P and I went to a screening of Clint Eastwood's new Spielberg co-production "Flags Of Our Fathers" yesterday, and God, what a harrowing way to spend a Sunday morning. Released on 22 December, this is a bizarre choice of film to put out in the days before Christmas - but perhaps, since this is the least festive Christmas on record due to global warming, this is what we can expect from cinema schedulers in the years to come.
Coming in at over two hours long, "Flags Of Our Fathers" is a gut-wrenching, stomach-churning account of the true events of the American battle against Japan for Iwo Jima.
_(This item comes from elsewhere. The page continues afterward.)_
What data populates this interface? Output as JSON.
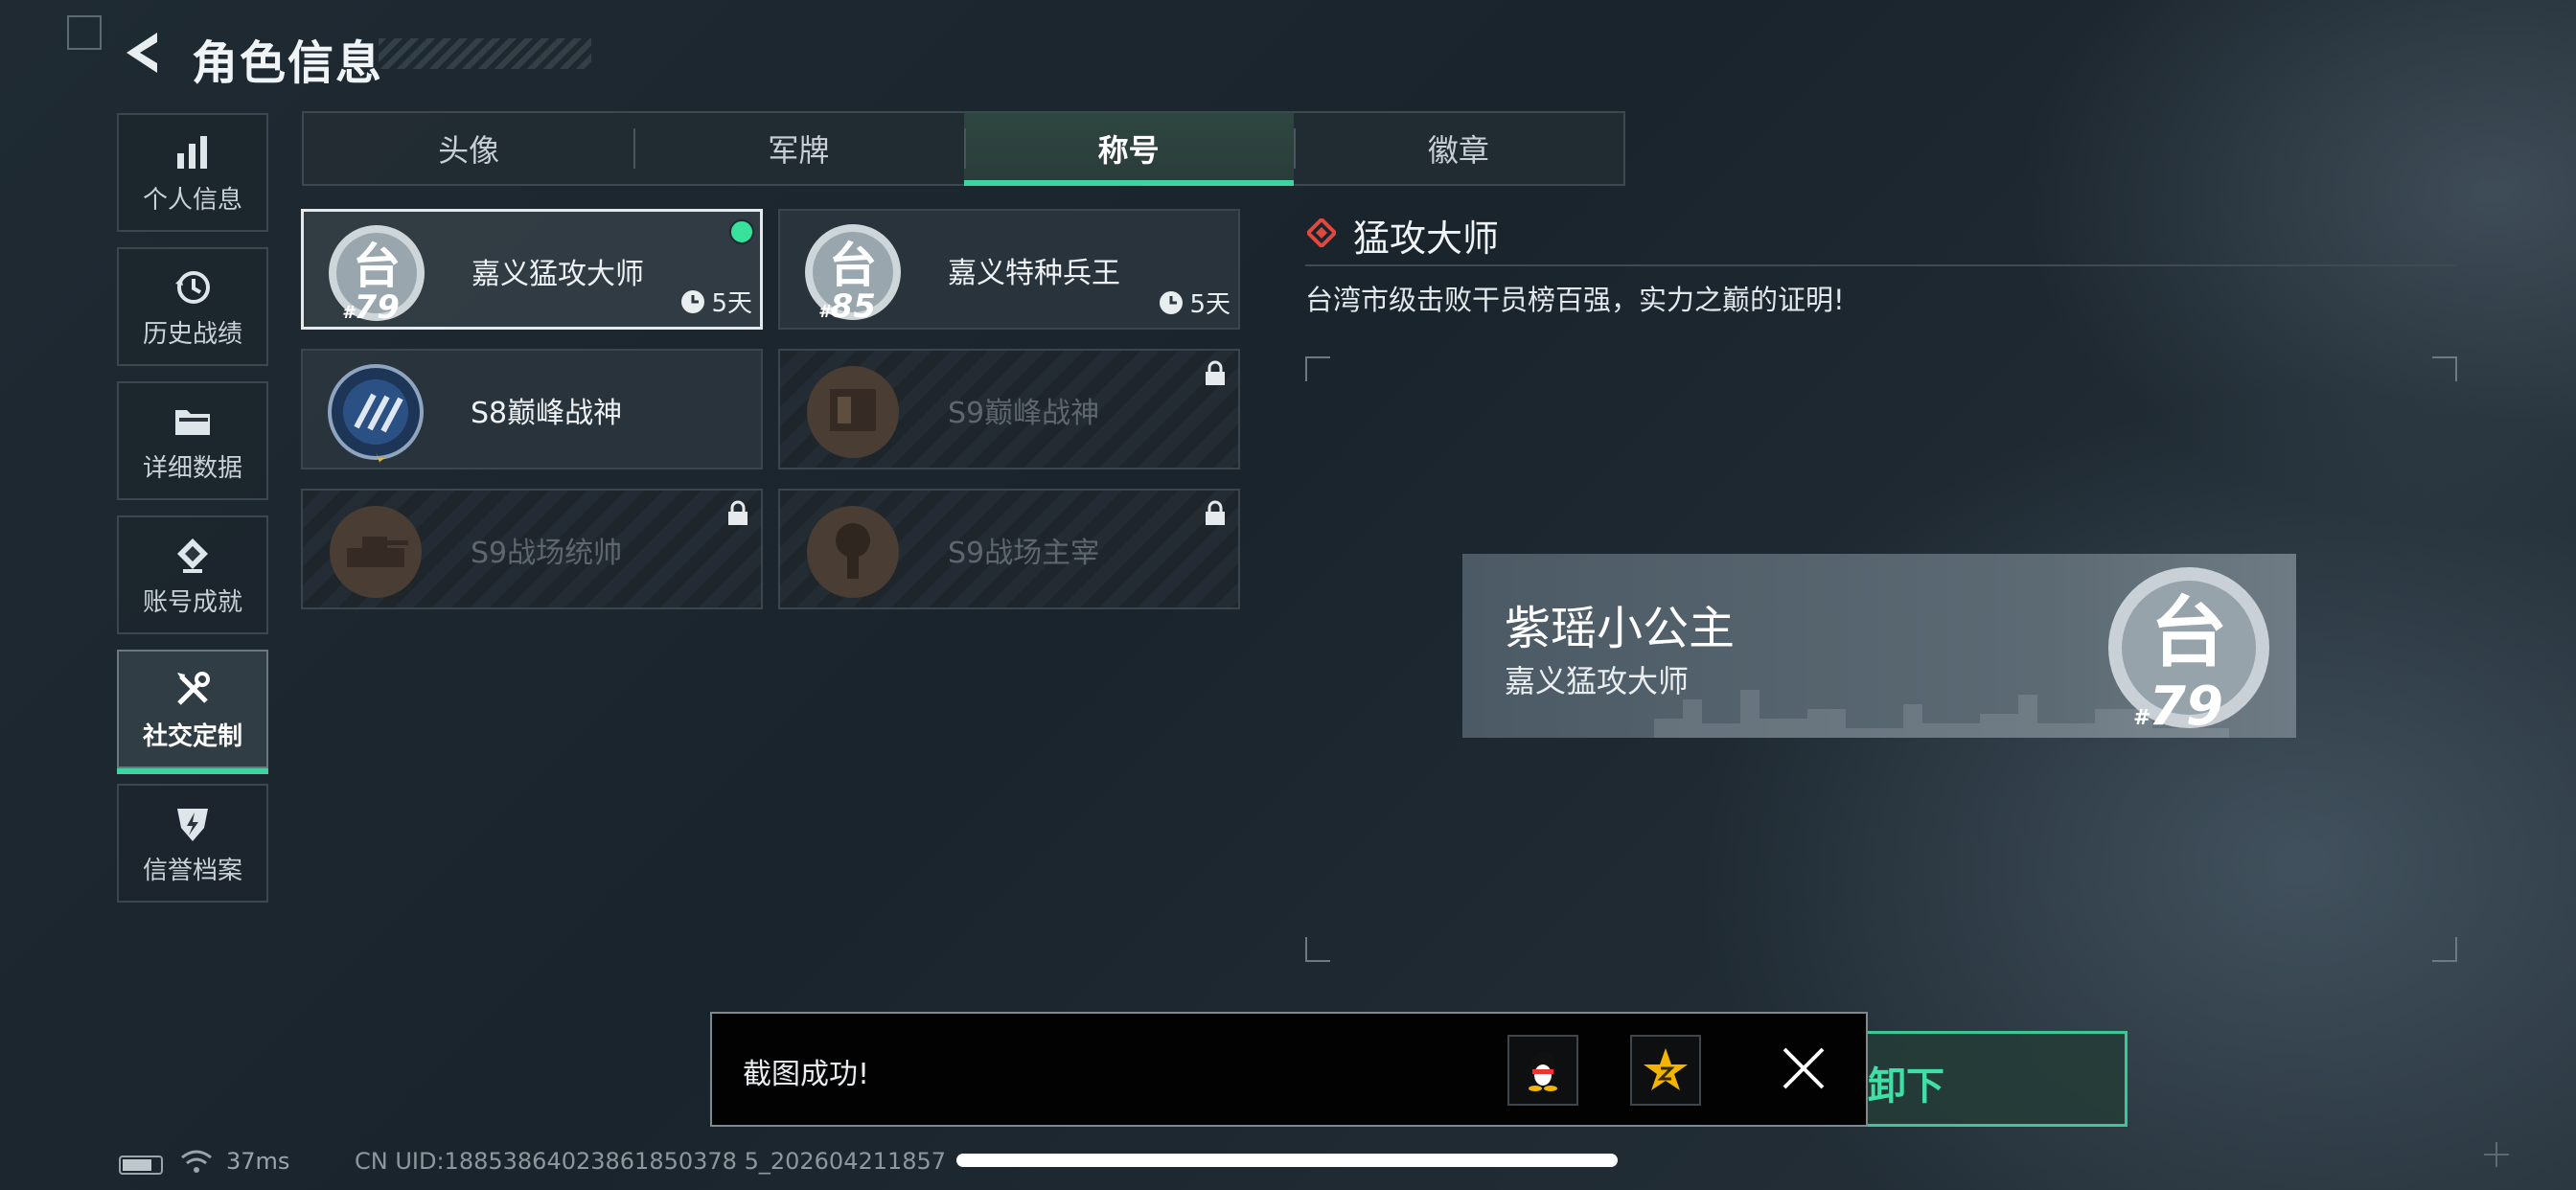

The continually under-rated Ryan Rhilippe is again fantastic as John Bradley, one of the three surviving soliders who helped hoist an American flag at the top of the mountain, which was seen by the war-weary Americans as a symbol of hope. But the real story that unfolds is that it is all a con. Bradley and his colleagues - the Indian Ira Hayes and the naive Rene Gagnon - are thrilled to be taken out of the war and back to America, but stunned when they realise they are to be toured around America and hailed as heroes... when in fact they aren't the guys in the picture at all. The self-congratulatory back-patting of the American government and the ridiculous hyperbole that goes on is all highlighted here, and the irony of it is not lost in the wake of today's war-ridden climate.
The bloody images and severed limbs take their toll quite quickly, but the underlying message of pointless death and lie-fuelled governments is clear. But what really shocked was the appalling way the Americans dropped their "heroes" after the war was over, especially for Ira Hayes, who got a particularly bad treatment. Johnny Cash's song "The Ballad Of Ira Hayes" (not included here) says all you need to know.